According to the present invention, special materials can be rolled into ultra-thin strips using a Stetskell mill, and the off-gauge portion of expensive special materials can be replaced with inexpensive different materials, so the rolling yield of special materials can be dramatically improved. This has a high economical effect, and furthermore, since the unrolled parts at the front and rear ends are removed, a product can be obtained that does not affect the next process.

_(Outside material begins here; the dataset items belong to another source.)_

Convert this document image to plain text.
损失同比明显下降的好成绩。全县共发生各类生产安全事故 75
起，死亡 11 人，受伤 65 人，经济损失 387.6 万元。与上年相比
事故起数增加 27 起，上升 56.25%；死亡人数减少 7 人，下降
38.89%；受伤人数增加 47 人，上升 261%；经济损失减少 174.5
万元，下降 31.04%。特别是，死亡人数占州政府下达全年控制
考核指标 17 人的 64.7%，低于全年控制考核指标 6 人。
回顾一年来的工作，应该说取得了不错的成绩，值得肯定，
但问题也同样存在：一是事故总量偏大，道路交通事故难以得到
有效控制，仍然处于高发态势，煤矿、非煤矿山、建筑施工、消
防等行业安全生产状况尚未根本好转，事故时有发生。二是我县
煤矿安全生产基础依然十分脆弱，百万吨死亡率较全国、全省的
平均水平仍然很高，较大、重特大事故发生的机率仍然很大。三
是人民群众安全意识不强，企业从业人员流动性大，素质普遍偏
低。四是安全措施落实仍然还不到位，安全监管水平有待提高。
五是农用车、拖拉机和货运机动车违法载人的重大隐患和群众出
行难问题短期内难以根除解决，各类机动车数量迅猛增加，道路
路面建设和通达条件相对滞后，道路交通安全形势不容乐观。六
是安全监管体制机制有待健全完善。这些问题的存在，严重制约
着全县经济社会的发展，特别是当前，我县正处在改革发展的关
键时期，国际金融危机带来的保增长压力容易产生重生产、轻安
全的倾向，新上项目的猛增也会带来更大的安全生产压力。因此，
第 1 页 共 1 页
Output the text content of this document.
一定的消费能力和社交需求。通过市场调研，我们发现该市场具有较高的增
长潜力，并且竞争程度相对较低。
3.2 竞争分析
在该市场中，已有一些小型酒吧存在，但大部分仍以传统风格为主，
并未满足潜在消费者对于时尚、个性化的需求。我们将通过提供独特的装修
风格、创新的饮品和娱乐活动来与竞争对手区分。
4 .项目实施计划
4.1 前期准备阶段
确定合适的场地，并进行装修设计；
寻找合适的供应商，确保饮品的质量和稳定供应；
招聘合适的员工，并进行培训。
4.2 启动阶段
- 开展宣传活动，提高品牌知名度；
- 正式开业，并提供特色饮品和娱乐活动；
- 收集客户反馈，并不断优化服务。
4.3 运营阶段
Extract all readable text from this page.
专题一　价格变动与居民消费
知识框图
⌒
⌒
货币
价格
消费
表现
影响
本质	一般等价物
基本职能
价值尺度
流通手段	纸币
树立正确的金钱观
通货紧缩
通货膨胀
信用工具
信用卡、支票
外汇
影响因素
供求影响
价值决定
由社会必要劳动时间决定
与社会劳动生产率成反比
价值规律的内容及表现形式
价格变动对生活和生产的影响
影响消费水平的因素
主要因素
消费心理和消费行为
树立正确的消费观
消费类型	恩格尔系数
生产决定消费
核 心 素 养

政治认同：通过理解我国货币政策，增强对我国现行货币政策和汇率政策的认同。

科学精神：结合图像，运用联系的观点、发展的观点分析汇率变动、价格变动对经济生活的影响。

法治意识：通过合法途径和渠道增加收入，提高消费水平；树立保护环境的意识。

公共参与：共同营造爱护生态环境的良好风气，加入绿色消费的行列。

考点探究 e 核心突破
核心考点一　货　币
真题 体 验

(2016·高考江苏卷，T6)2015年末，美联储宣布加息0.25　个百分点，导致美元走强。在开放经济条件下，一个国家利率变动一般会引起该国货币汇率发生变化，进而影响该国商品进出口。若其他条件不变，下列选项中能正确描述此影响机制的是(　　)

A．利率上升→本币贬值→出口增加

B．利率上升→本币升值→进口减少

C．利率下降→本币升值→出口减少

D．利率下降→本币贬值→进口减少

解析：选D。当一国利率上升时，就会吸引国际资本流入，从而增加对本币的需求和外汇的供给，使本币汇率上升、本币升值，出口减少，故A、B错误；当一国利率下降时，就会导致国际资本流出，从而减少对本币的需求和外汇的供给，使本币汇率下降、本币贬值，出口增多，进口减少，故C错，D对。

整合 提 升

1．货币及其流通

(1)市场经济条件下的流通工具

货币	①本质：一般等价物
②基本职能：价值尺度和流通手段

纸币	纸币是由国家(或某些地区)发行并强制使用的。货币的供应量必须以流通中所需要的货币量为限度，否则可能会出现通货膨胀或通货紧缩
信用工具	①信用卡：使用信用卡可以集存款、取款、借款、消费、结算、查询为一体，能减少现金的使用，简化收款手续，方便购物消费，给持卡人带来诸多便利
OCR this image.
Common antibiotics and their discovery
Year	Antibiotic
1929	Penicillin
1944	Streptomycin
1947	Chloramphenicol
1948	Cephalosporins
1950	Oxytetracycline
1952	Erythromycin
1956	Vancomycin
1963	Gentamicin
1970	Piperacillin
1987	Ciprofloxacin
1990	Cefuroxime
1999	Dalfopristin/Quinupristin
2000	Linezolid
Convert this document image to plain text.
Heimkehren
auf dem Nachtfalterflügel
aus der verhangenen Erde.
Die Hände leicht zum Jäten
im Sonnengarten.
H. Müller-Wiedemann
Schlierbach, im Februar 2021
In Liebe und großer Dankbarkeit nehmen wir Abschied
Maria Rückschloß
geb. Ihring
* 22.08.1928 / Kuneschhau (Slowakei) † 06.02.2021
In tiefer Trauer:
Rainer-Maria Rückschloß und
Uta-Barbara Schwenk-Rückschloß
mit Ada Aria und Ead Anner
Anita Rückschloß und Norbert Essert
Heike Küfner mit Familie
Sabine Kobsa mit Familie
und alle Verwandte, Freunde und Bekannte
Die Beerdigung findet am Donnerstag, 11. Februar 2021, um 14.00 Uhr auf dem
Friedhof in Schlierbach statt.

Furthermore, even if the temperature at the leading and trailing ends of the strip drops during rolling in the Stetskell mill, since the dissimilar material is welded to that part, the risk of the rolling becoming impossible is avoided, and stable operation is possible.

[Brief explanation of drawings]

FIG. 1 is a schematic diagram showing the entire equipment for carrying out the rolling method according to an embodiment of the present invention, FIG. 2 is a perspective view of a slab made by welding a different material to a special material, and FIG. 3 is an operation of a Stetskell mill. It is a figure showing a state. ■...Welding location 2...Heating furnace 5...Stetskell mill 6...Shell 7...Product take-up reel 9...Rolling mill 10.11...Furnace coiler 12.13...・Mandrel Applicant: Hitachi, Ltd. Nippon Kokan Co., Ltd. Agent: Patent Attorney Haruhi Yuki 1...Welding location 2...Heating furnace 5...Stetskel mill 6...Shell 7...Product take-up reel 9...Rolling mill 10.11...Furnace coiler 1213...Mandrel

Claims (3)

[Claims] (1) In the hot ultra-thin strip rolling method in which special material is hot-rolled from a slab to an ultra-thin strip using a Steckel mill with furnace coilers placed before and after the rolling mill, dissimilar materials are welded to the front and rear ends of the special material slab. The slab is rolled in the Steckel mill by reversing rolling in which the rear end of the strip passes through the rolling mill before the strip reaches a predetermined thickness, and when the strip reaches a predetermined thickness or less, the slab is rolled. A rolling method comprising rolling the strip to a predetermined product thickness by reversing rolling while winding the strip in the furnace coiler and without removing the rear end of the strip from the furnace coiler on the unwinding side. (2) In the method for hot rolling ultra-thin strip according to claim 1, a shear is disposed on the exit side of the Steckel mill, and after rolling the slab to a predetermined product thickness, the front and rear ends of the strip are cut by the shear. A rolling method characterized in that at least a part of the foreign material is cut off using a rolling process, and only a strip mainly made of the special material is wound onto a product take-up reel. (3) The hot ultra-thin strip rolling method according to claim 1, wherein a heating device is disposed upstream of the Steckel mill, and the slab is heated by the heating device and then rolled by the Steckel mill. rolling method.